Ieder had het zijne. M’n man houdt van bananen, m’n zoon van appelen, en ik van nectarines. Ook dat was een beetje op reis zijn: ieder z’n stukje fruit mee, zorgen dat de voorraad nooit op geraakte, maar ook mogen plukken in de tuinen van de vakantiewoningen en zo de dag beginnen met vers geplukte Deense appeltjes! Het had iets charmant. Zie ze daar blozen aan de boom. Iets authentiek. Je kan onderweg zijn in de auto, tussen auto’s, op verharde wegen, langs “parels” van Raststätte, en veel te gefrituurd eten. Er is nog altijd iets eerlijk, natuurlijk, en lekker dat je omringt. Een goed stuk fruit. 

Dag landschap dat voorbij schuift,

Zo hoort dat als je onderweg bent. Turen uit het raam. Zoveel om te zien. Om te horen. De zee. Het veld. Bomen, bossen, lege wegen, huizen. En altijd weer water. Daar waar het interessant wordt toch. Daar waar we van de grote autostrade afrijden. 

Dromen. Dagdromen. Wat de verte in staren naar het landschap dat voorbij staart. Het is iets mijmerend, iets rustgevend, waar we bij het “niet op reis zijn”, amper tijd voor maken. Het ontsnapt aan de efficiëntie logica. Het is een andere tijd. 

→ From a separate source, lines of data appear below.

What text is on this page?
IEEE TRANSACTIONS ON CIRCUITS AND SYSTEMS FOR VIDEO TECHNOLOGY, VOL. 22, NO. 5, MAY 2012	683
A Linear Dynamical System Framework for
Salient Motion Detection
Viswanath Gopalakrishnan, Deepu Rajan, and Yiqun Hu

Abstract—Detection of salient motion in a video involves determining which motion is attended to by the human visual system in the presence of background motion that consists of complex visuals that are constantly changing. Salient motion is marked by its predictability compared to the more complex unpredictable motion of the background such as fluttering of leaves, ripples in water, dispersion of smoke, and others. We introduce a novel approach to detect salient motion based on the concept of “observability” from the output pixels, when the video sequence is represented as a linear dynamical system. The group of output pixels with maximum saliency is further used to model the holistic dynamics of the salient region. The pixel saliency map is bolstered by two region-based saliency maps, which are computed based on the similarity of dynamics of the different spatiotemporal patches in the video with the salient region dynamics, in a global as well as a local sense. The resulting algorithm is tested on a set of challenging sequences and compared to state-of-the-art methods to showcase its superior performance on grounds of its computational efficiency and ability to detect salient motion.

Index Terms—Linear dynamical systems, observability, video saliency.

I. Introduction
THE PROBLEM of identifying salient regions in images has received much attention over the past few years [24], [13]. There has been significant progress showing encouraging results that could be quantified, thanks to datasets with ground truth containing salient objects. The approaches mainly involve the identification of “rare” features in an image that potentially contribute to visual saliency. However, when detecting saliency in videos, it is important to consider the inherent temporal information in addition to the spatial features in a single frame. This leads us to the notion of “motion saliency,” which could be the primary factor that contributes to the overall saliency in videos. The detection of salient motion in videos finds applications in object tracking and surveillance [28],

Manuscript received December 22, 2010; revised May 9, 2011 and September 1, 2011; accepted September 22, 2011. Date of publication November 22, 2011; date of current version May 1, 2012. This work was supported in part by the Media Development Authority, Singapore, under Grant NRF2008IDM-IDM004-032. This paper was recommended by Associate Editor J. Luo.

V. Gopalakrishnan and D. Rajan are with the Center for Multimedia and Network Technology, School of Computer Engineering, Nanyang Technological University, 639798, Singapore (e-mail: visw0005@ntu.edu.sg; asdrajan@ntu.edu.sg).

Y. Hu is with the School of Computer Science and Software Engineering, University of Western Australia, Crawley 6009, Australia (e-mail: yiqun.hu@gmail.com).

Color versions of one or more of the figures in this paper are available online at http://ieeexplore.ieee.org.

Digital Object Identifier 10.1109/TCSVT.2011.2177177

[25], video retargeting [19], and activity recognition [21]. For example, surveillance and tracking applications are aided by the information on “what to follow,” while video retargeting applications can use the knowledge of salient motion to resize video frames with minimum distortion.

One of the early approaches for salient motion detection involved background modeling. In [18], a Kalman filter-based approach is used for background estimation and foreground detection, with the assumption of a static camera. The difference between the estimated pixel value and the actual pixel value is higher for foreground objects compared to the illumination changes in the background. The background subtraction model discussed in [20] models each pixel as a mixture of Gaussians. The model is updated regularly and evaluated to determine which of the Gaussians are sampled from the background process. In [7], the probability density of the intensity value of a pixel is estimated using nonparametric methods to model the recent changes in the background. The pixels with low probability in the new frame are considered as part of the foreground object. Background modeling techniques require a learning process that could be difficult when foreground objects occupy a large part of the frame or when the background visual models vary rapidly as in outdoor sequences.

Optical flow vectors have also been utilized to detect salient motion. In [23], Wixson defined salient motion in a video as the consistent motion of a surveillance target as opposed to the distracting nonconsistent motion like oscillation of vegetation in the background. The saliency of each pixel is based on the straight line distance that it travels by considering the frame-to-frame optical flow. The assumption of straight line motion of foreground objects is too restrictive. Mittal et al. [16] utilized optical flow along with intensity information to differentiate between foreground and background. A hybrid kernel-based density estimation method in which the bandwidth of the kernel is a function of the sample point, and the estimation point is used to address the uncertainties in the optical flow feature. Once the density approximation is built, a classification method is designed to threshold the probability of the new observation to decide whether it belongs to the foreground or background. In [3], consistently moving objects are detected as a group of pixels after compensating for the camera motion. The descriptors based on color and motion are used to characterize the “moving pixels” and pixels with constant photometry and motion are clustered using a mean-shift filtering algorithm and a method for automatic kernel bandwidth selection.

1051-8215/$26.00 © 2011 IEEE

We spiegelen. Ons in het landschap, het landschap in ons. We dromen. We bidden. We laten gedachten drijven als wolken. Alles schuift voorbij. We zitten niet vast. We zijn in beweging, zelfs al lijken we op het eerste zicht te “nietsen”. Het leven gebeurt ook hier. In het onderweg zijn. Zonder veel woorden.

Dag onbekende bestemming,

Al staat alles mooi uitgeschreven, welke route, welke stops. Toch is het onderweg zijn, het reizen zelf, één avontuur, en laten we ons ook verrassen door het onverwachte. Er is iets bekend (ons reisgezelschap, onze koffers, onze persoonlijke fruitvoorkeur, onze Ikea balletjes…) maar ook iets onbekend… Wat zullen we zien? Waar zullen we terecht komen? Hoe zal het zijn? Wat zullen we onderweg ontdekken? 

En dan zijn er momenten als deze: het samen de veerboot opgaan. Waar het bekende en het onbekende, als in één beeld, versmelten. Waar de zee en de horizon één worden. En je een andere wereld invaart. Alsof je een schilderij binnenwandelt. Of een gedicht. Of een heel zacht, gedempt soort stilte. Of net een teder lied. Een nieuwe wereld die hier al begint. Een ademtocht vol mogelijkheden. Een horizon die avontuur wekt. Maar ook een droom. Een verstild beeld. Waarin we bewegen mogen. Tussen gisteren en morgen. In het nu onderweg…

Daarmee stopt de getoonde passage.